Fourier transform the wav file read by Python, reverse transform it, and write it again.

Hello everybody

Suddenly I started playing with python and this is the third time, but this time I will play with wav files as well. This time, we will perform Fourier transform on the waveform data read by wav, or restore it by Fourier inverse transform and write it to wav.

Fourier transform

Sound wave

Sound is generated by the vibration of air (sound waves). Furthermore, the vibration is made up of overlapping vibrations of multiple frequencies. In such vibrations of sound, the dominant frequency determines the pitch of the sound, the magnitude of the amplitude determines the loudness of the sound, and the vibrations of various frequencies that are not dominant determine the timbre of the sound.

Fourier transform

Since sound contains various frequencies, it is difficult to analyze it as it is. Therefore, a method was invented to express the sound with some simple superpositions. This is the Fourier series expansion.

f(t) = \sum_k a_k e^{\rm{i}kt}, \ \ \ \ \ e^{\rm{i}kt} = \cos(kt) + \rm{i}\sin(kt)

It's like this. I won't talk about mathematics here, so if you don't understand it, you may want to look it up in Euler's formula. Now, if you know $ a_k $ here, you can approximate this $ f (t) $. How can you find this? Let's use a little trick, but first suppose you observe $ f (t) $ for a certain amount of time, $ T $. Multiply both sides of the previous series expansion by $ e ^ {-\ rm {i} k't} $ and try to integrate.

\int_0^T f(t)e^{-\rm{i}k't}dt = \sum_k a_k \int_0^T e^{\rm ikt - ik't}dt

It will be. If you select $ k $ as $ 2n \ pi / T $ here, the integral on the right side will remain only when $ k = k'$.

a_k = \frac{1}{T} \int_0^T f(t)e^{-\rm ikt}dt

The calculation to find this $ a_k $ is called the Fourier transform. Actually, this integral is approximated by numerical calculation.

Fourier inverse transform

Once you have $ a_k $, the Fourier series expansion is complete. Generating the shape of a function in real space from the distribution of $ a_k $ is called the Fourier inverse transform.

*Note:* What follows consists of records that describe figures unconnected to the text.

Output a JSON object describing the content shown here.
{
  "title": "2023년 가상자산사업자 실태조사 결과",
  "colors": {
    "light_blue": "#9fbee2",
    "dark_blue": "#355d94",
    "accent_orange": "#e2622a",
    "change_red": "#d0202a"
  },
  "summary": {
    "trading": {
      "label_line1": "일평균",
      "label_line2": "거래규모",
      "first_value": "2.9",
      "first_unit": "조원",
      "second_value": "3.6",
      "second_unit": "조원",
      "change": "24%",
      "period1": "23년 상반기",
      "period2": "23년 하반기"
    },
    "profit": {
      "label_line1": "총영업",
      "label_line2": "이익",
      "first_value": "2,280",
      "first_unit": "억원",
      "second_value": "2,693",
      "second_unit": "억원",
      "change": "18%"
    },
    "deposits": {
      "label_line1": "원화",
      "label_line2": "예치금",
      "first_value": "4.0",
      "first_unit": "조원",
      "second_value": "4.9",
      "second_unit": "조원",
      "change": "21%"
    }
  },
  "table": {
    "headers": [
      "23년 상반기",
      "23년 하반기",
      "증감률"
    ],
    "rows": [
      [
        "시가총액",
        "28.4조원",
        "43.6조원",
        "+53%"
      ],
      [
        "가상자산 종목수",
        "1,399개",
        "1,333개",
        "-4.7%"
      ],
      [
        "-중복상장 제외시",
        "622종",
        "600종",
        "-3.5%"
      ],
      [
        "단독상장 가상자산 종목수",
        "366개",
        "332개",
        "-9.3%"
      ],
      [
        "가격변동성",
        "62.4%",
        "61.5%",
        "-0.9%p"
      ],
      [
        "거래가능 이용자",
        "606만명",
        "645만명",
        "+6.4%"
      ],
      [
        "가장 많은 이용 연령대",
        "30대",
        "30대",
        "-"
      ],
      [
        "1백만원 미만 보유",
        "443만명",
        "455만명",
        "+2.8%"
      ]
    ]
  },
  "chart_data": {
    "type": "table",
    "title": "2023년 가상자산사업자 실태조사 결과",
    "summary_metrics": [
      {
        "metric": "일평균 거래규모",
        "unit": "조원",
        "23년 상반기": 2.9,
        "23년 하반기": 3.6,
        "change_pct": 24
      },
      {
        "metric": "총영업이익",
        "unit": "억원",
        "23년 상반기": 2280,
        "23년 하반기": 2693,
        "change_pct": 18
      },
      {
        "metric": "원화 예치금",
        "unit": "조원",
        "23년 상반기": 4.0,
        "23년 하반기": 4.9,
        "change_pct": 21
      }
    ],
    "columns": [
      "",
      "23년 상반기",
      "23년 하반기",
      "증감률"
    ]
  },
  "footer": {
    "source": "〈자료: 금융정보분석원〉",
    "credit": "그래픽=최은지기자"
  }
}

Fourier transform wav file

Well, let's put the theoretical story aside and carry out the actual processing. Same as last time Use jupyter. First, read the wav file as usual.

import wave
import struct
from scipy import fromstring, int16
import numpy as np
from pylab import *
%matplotlib inline

wavfile = '/data/input/test.wav'
wr =, "rb")
ch = wr.getnchannels()
width = wr.getsampwidth()
fr = wr.getframerate()
fn = wr.getnframes()

N = 256
span = 15000

print('Channel', ch)
print('Total number of frames', fn)
print('Sample time', 1.0 * N * span / fr, 'Seconds')

origin = wr.readframes(wr.getnframes())
data = origin[:N * span * ch * width]

print('Current array length', len(origin))
print('Sample sequence length: ', len(data))

When you do this,

Channel 2
Total number of frames 15884224
Sample time 87.07482993197279 seconds
Current array length 63536896
Sample sequence length:  15360000

The result is like this. The reason why the read ʻorigin array length is four times the number of frames seems to be because one frame is 4 bytes because it is stereo and the sample size is 2 (16 bits). ʻOrigin is a byte string, so it's natural. .. ..

For the time being, let's process the extracted data so that it can be easily Fourier transformed.

#Stereo premise
X = np.frombuffer(data, dtype="int16")
left = X[::2]
right = X[1::2]

First, read the sample data with int16 and divide it into the sound heard from the left and the sound heard from the right.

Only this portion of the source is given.